1. Türkçe edebiyat:
Türkçe, Almanya’da Almancadan sonra en çok kullanılan ikinci bir dildir. İki buçuk milyon dolayında insan Türkçeyi günlük anlaşım dili ya da aile dili olarak kullanmaktadır.
Türkçe, sadece Türkiye’den göçmüş Türkler tarafından değil, Türkiye Cumhuriyeti vatandaşı ya da Türkiye kökenli Alman vatandaşı olan Kürtler, Lazlar, Ermeniler, Rumlar, Araplar, Süryaniler, Gürcüler, Çerkezler tarafından da ortak anlaşım dili olarak kulanılmaktadır.
Ayrıca Türkçe, Yunanistan, Kıbrıs, Makedonya, Bulgaristan’dan gelmiş Türklerin de ortak anlaşım dilidir.
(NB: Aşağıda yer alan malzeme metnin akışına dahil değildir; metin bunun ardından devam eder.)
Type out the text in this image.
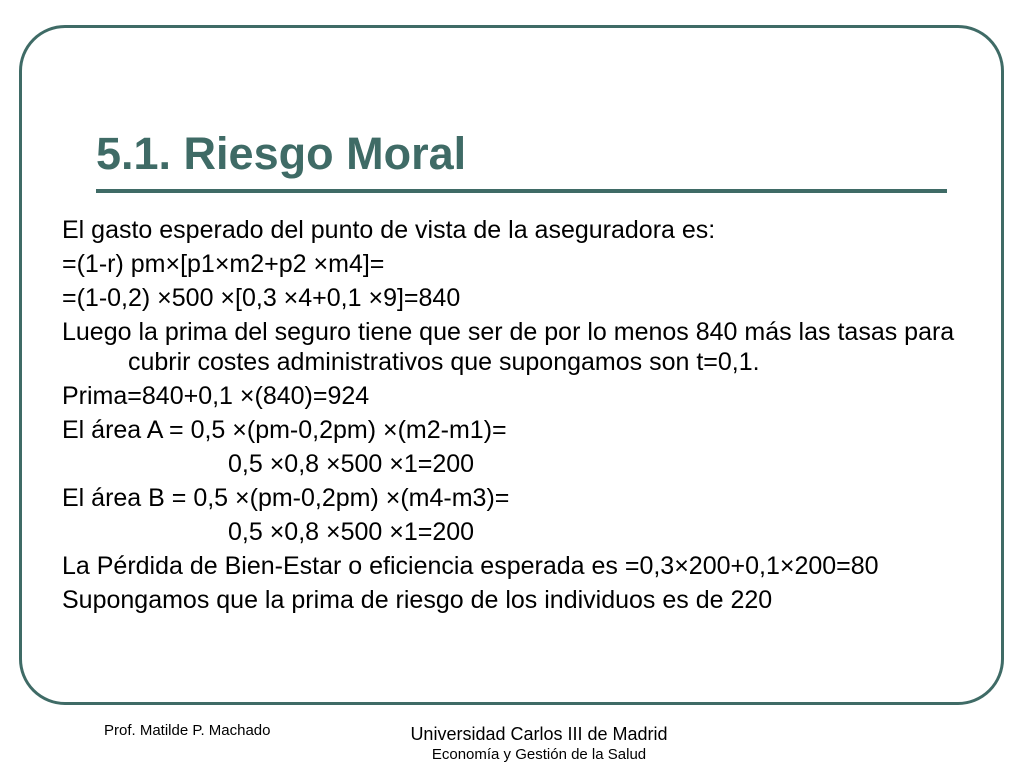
5.1. Riesgo Moral

El gasto esperado del punto de vista de la aseguradora es:

=(1-r) pm×[p1×m2+p2 ×m4]=

=(1-0,2) ×500 ×[0,3 ×4+0,1 ×9]=840

Luego la prima del seguro tiene que ser de por lo menos 840 más las tasas para cubrir costes administrativos que supongamos son t=0,1.

Prima=840+0,1 ×(840)=924

El área A = 0,5 ×(pm-0,2pm) ×(m2-m1)=

0,5 ×0,8 ×500 ×1=200

El área B = 0,5 ×(pm-0,2pm) ×(m4-m3)=

0,5 ×0,8 ×500 ×1=200

La Pérdida de Bien-Estar o eficiencia esperada es =0,3×200+0,1×200=80

Supongamos que la prima de riesgo de los individuos es de 220

Prof. Matilde P. Machado	Universidad Carlos III de Madrid
Economía y Gestión de la Salud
Hatta Anadolu’dan dünyanın dört bir yanına dağılmış Ermenilerden, Rumlardan, Süryanilerden bazıları Arjantin’de, Amerika’da, İngiltere’de, Kanada’da, Fransa’da, İsviçre’de, Hollanda’da vbg. aile içinde hala Türkçe konuşmaktadır. Bu anlamda Türkçe, ortak coğrafi ve tarihi geçmişi olan çeşitli uluslardan insanlar arasında anlaşım sağlayan yaygın bir dildir. Avrupa’da ise toplam üç buçuk milyon dolayında insan Türkçeyi anlaşım dili olarak kullanmaktadır.
Türkçe Almanya’da ve genel olarak yurtdışında Türkiye kökenli yazar, şair, sanatçı vb. tarafından da bir kültür dili, bir edebiyat dili olarak kullanılıyor. Birçok Kürt yazarı eserlerini Türkçe yazıyor. Türkçe yazan Türk yazarlarından çoğu Alman vatandaşlığına geçmiştir.
Türkiye kökenli, çeşitli uluslardan, birinci ve ikinci nesilden okuyucuların çoğu Türkçe yazılmış eserleri tercih etmektedir.
Bu veriler ışığında Almanya’da ya da yurtdışında sadece “Türk edebiyatı”ndan söz etmek, Türkçenin kapsamını ve yaygınlığını daraltır. Bu düşüncelerle “Almanya’da Türk edebiyatı” kavramı yerine, “Almanya’da Türkçe edebiyat” kavramını kullanmanın daha doğru olacağı kanısındayım.
Fakat “Türkçe edebiyat” kavramı, “Türk edebiyatı” kavramının karşısına konmamalıdır. Bu iki kavram birbirini dıştalamaz. “Türk edebiyatı”nın varlığını tartışma konusu etmez. Burada esas konu, çok uluslu, çok dilli, çok kültürlü Almanya’da ve birleşen Avrupa’da Türkçe ile üretilen edebiyata uygun bir kavram bulabilmektir.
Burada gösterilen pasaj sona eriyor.